Il n'y a également pas d'objectifs concrets sur combien de Habaneros récupéreront l'eau
Un autre élément qui n'apparaît toujours pas dans la stratégie officielle ce sont des indicateurs publics qui permettent de déterminer avec précision ce que signifiera le «impact» annoncé pour la fin septembre.
Il n'a pas été dit combien de personnes devraient retrouver un service stable d'ici cette date, combien d'heures d'approvisionnement sont censées être garanties, combien de stations devront être soutenues ni dans quelle mesure le volume d'eau pompée devrait augmenter.
L'absence de ces indicateurs rend difficile la mesure du succès du programme uniquement à partir des dates annoncées.

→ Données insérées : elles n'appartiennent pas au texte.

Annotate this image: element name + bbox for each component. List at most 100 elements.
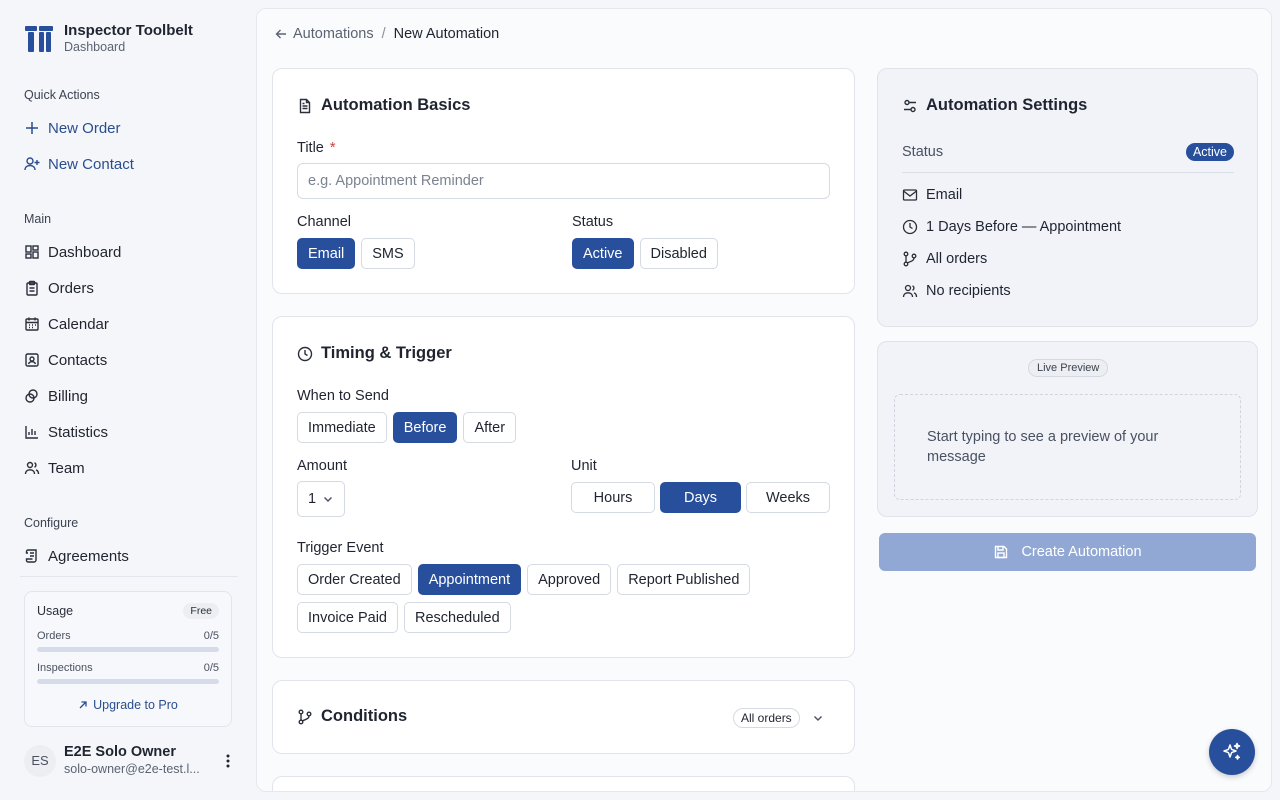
section-label-configure: Configure: [24, 516, 79, 530]
trigger-approved-button[interactable]: Approved: [527, 564, 612, 595]
sidebar-divider: [20, 576, 238, 577]
more-options-icon[interactable]: [220, 751, 236, 771]
ai-assistant-button[interactable]: [1209, 729, 1255, 775]
sidebar-item-label: Statistics: [48, 423, 109, 441]
trigger-report-published-button[interactable]: Report Published: [617, 564, 751, 595]
sidebar-item-label: Team: [48, 459, 85, 477]
trigger-invoice-paid-button[interactable]: Invoice Paid: [297, 602, 398, 633]
sidebar-item-label: Agreements: [48, 547, 129, 565]
sidebar: Inspector Toolbelt Dashboard Quick Actio…: [0, 0, 248, 800]
new-order-button[interactable]: New Order: [24, 116, 121, 140]
plus-icon: [26, 122, 38, 134]
contact-card-icon: [25, 353, 39, 367]
inspections-usage-bar: [37, 679, 219, 684]
orders-usage-label: Orders: [37, 630, 71, 642]
new-contact-label: New Contact: [48, 155, 134, 173]
unit-hours-button[interactable]: Hours: [571, 482, 655, 513]
upgrade-label: Upgrade to Pro: [93, 698, 178, 712]
settings-timing-row: 1 Days Before — Appointment: [902, 219, 1121, 235]
sidebar-item-label: Contacts: [48, 351, 108, 369]
brand-title: Inspector Toolbelt: [64, 22, 193, 39]
conditions-card[interactable]: Conditions All orders: [272, 680, 855, 754]
sidebar-item-agreements[interactable]: Agreements: [24, 544, 129, 568]
scroll-icon: [25, 549, 37, 563]
avatar: ES: [24, 744, 56, 777]
settings-recipients-row: No recipients: [902, 283, 1011, 299]
required-mark: *: [329, 140, 336, 156]
settings-channel-row: Email: [902, 187, 962, 203]
billing-icon: [25, 389, 38, 403]
automation-basics-card: Automation Basics Title * Channel Email S…: [272, 68, 855, 294]
dashboard-icon: [25, 245, 39, 259]
sidebar-item-dashboard[interactable]: Dashboard: [24, 240, 121, 264]
clock-icon: [297, 346, 313, 361]
channel-selector: Email SMS: [297, 238, 415, 269]
when-immediate-button[interactable]: Immediate: [297, 412, 387, 443]
amount-label: Amount: [297, 458, 347, 474]
card-title: Automation Basics: [297, 96, 470, 115]
channel-sms-button[interactable]: SMS: [361, 238, 415, 269]
breadcrumb-parent: Automations: [293, 26, 374, 42]
when-to-send-selector: Immediate Before After: [297, 412, 517, 443]
card-title: Conditions: [297, 707, 407, 726]
sidebar-item-contacts[interactable]: Contacts: [24, 348, 107, 372]
sidebar-item-team[interactable]: Team: [24, 456, 85, 480]
section-label-quick-actions: Quick Actions: [24, 88, 100, 102]
chevron-down-icon: [324, 497, 333, 502]
sidebar-item-calendar[interactable]: Calendar: [24, 312, 109, 336]
new-contact-button[interactable]: New Contact: [24, 152, 134, 176]
team-icon: [24, 461, 40, 475]
channel-label: Channel: [297, 214, 352, 230]
timing-trigger-card: Timing & Trigger When to Send Immediate …: [272, 316, 855, 658]
chevron-down-icon: [813, 716, 822, 721]
sidebar-item-label: Dashboard: [48, 243, 122, 261]
sidebar-item-billing[interactable]: Billing: [24, 384, 88, 408]
settings-status-row: Status Active: [902, 143, 1234, 173]
sidebar-item-label: Billing: [48, 387, 89, 405]
status-label: Status: [572, 214, 614, 230]
unit-days-button[interactable]: Days: [660, 482, 741, 513]
main-content: Automations / New Automation Automation …: [256, 8, 1272, 792]
trigger-rescheduled-button[interactable]: Rescheduled: [404, 602, 511, 633]
create-automation-button[interactable]: Create Automation: [879, 533, 1256, 571]
conditions-title: Conditions: [321, 707, 408, 725]
amount-value: 1: [308, 491, 317, 507]
user-name: E2E Solo Owner: [64, 744, 176, 760]
when-after-button[interactable]: After: [463, 412, 517, 443]
section-label-main: Main: [24, 212, 52, 226]
mail-icon: [902, 189, 918, 201]
trigger-event-selector-row-2: Invoice Paid Rescheduled: [297, 602, 511, 633]
document-icon: [299, 98, 311, 113]
preview-placeholder: Start typing to see a preview of your me…: [894, 394, 1241, 500]
status-disabled-button[interactable]: Disabled: [639, 238, 718, 269]
upgrade-link[interactable]: Upgrade to Pro: [37, 698, 219, 712]
clock-icon: [902, 219, 918, 235]
amount-select[interactable]: 1: [297, 481, 346, 517]
timing-title: Timing & Trigger: [321, 344, 452, 362]
arrow-up-right-icon: [79, 701, 87, 709]
breadcrumb-separator: /: [381, 26, 386, 42]
trigger-order-created-button[interactable]: Order Created: [297, 564, 412, 595]
title-input[interactable]: [297, 163, 830, 199]
unit-selector: Hours Days Weeks: [571, 482, 830, 513]
clipboard-icon: [26, 280, 38, 296]
sidebar-item-label: Orders: [48, 279, 94, 297]
unit-weeks-button[interactable]: Weeks: [746, 482, 830, 513]
when-before-button[interactable]: Before: [392, 412, 458, 443]
unit-label: Unit: [571, 458, 597, 474]
sidebar-item-statistics[interactable]: Statistics: [24, 420, 108, 444]
status-selector: Active Disabled: [572, 238, 718, 269]
status-active-button[interactable]: Active: [572, 238, 634, 269]
sidebar-item-label: Calendar: [48, 315, 109, 333]
sidebar-item-orders[interactable]: Orders: [24, 276, 94, 300]
sparkles-icon: [1223, 742, 1241, 760]
breadcrumb-back-link[interactable]: Automations: [275, 26, 374, 42]
next-section-card: [272, 776, 855, 791]
channel-email-button[interactable]: Email: [297, 238, 356, 269]
trigger-appointment-button[interactable]: Appointment: [417, 564, 522, 595]
user-profile[interactable]: ES E2E Solo Owner solo-owner@e2e-test.l.…: [24, 744, 236, 777]
logo-icon: [25, 25, 53, 52]
brand[interactable]: Inspector Toolbelt Dashboard: [24, 22, 193, 55]
brand-subtitle: Dashboard: [64, 40, 126, 54]
usage-panel: Usage Free Orders 0/5 Inspections 0/5 Up…: [24, 591, 232, 727]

En juillet, plus d'un demi-million d'habitants de La Havane faisaient face à des difficultés d'approvisionnement, après qu'en avril, les personnes touchées étaient environ 200 000 et en mai, elles avaient dépassé les 376 000.
Durante ces mois, CiberCuba a documenté des quartiers sans service pendant plus d'une semaine, des familles contraintes d'acheter de l'eau à des prix élevés, des distributions par camions citernes, l'installation de pompes manuelles, et de nombreuses dénonciations et manifestations citoyennes en raison de la combinaison des coupures de courant et du manque d'eau.
Le gouvernement admet que le modèle actuel ne fonctionne plus
Au-delà des mesures concrètes, les déclarations de Díaz-Canel contiennent une admission importante sur la profondeur de la crise.
Le dirigeant a affirmé que la situation oblige à « réinventer tout le système de gestion de l'approvisionnement en eau », car l'instabilité du SEN rend impossible le maintien durant suffisamment de temps de l'électricité nécessaire aux systèmes hydrauliques.
En pratique, la stratégie consiste à essayer de séparer progressivement une partie de l'infrastructure de pompage de la dépendance absolue vis-à-vis du réseau électrique national.
Il ne s'agit pas uniquement d'installer des générateurs. Le programme officiel lui-même reconnaît des problèmes de pompes, de fuites, de conduites, de maintenance, de distribution et de gestion qui devront également être résolus pour stabiliser le service.
Un calendrier que le propre Díaz-Canel a laissé ouvert
Bien qu'il ait fixé la fin septembre, octobre et la fin de l'année comme références, Díaz-Canel a également averti que «le calendrier peut être ajusté dans le temps».
Le dirigeant a attribué cette incertitude aux sanctions américaines et au soi-disant « blocus énergétique ».
La mise en garde introduit dès maintenant une marge pour d'éventuels retards dans un programme dont l'exécution dépendra d'investissements, de carburant, d'équipement et de ressources qui n'ont pas encore été détaillés publiquement.
C'est pourquoi la fin septembre devient une date particulièrement pertinente.
Ce sera alors que l'on pourra commencer à vérifier si les groupes électrogènes et les premières interventions produisent une amélioration perceptible dans les systèmes sélectionnés ou si le programme est à nouveau conditionné par les mêmes manques qui ont accompagné pendant des mois la crise de l'eau dans la capitale.